The great thing about the release week of a new Taylor Swift CD is that everyone — that includes mega-fans, “which famous ex-boyfriend is this one about?” decoders, and outright haters — wants to talk about it. That’s just how it works when you’re one of the biggest stars on the planet.
This fact is especially true for Red, Swift’s latest album, which dropped yesterday. The disc finds the pop-country vixen pushing her musical boundaries further than ever before, and it’s causing a ruckus in the industry. “Country radio has been a little taken aback by it because it is so obviously pop,” Scott Borchetta, the President of Big Machine Records, Swift’s label, tells EW. “[But] we haven’t’ been hiding behind what she’s been doing.” he says. “She wrote this record with Max Martin, and Shelback, and it’s a big pop record with some country leaning.”

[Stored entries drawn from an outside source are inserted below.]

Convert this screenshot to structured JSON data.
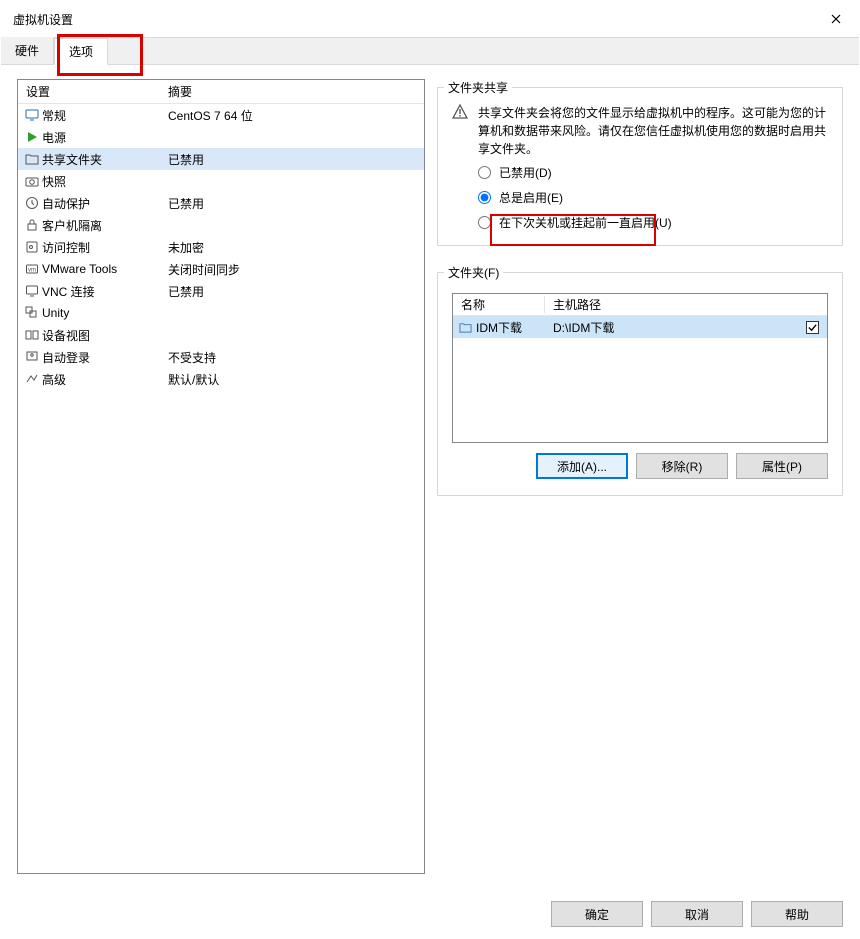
{
  "title": "虚拟机设置",
  "tabs": {
    "hardware": "硬件",
    "options": "选项"
  },
  "left": {
    "headers": {
      "setting": "设置",
      "summary": "摘要"
    },
    "rows": [
      {
        "icon": "monitor-icon",
        "name": "常规",
        "summary": "CentOS 7 64 位"
      },
      {
        "icon": "play-icon",
        "name": "电源",
        "summary": ""
      },
      {
        "icon": "folder-icon",
        "name": "共享文件夹",
        "summary": "已禁用",
        "selected": true
      },
      {
        "icon": "camera-icon",
        "name": "快照",
        "summary": ""
      },
      {
        "icon": "clock-icon",
        "name": "自动保护",
        "summary": "已禁用"
      },
      {
        "icon": "lock-icon",
        "name": "客户机隔离",
        "summary": ""
      },
      {
        "icon": "key-icon",
        "name": "访问控制",
        "summary": "未加密"
      },
      {
        "icon": "vm-tools-icon",
        "name": "VMware Tools",
        "summary": "关闭时间同步"
      },
      {
        "icon": "vnc-icon",
        "name": "VNC 连接",
        "summary": "已禁用"
      },
      {
        "icon": "unity-icon",
        "name": "Unity",
        "summary": ""
      },
      {
        "icon": "device-icon",
        "name": "设备视图",
        "summary": ""
      },
      {
        "icon": "login-icon",
        "name": "自动登录",
        "summary": "不受支持"
      },
      {
        "icon": "advanced-icon",
        "name": "高级",
        "summary": "默认/默认"
      }
    ]
  },
  "share": {
    "legend": "文件夹共享",
    "warning": "共享文件夹会将您的文件显示给虚拟机中的程序。这可能为您的计算机和数据带来风险。请仅在您信任虚拟机使用您的数据时启用共享文件夹。",
    "radios": {
      "disabled": "已禁用(D)",
      "always": "总是启用(E)",
      "until": "在下次关机或挂起前一直启用(U)"
    }
  },
  "folders": {
    "legend": "文件夹(F)",
    "headers": {
      "name": "名称",
      "hostpath": "主机路径"
    },
    "row": {
      "name": "IDM下载",
      "path": "D:\\IDM下载"
    },
    "buttons": {
      "add": "添加(A)...",
      "remove": "移除(R)",
      "props": "属性(P)"
    }
  },
  "footer": {
    "ok": "确定",
    "cancel": "取消",
    "help": "帮助"
  }
}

“We’d be in the studio,” Borchetta remembers, “and I’d say, ‘This record wants to do more than what you’re doing to it, and she’d say, ‘What do you mean?’ and I’d say, ‘If it’s country, run toward it, if it’s pop, run toward it, if it’s rock, run toward it. You have artistic license to do your music. I want to encourage you to go to the edges.’”
And go to the edges she did. Red finds Swift flirting with U2-esque arena rock on “State of Grace,” dubstep on “I Knew You Were Trouble,” Katy Perry party-pop on “22,” handclap-happy piano celebration on “Stay Stay Stay,” and crooning alongside Brit Ed Sheeran on “Everything Has Changed.”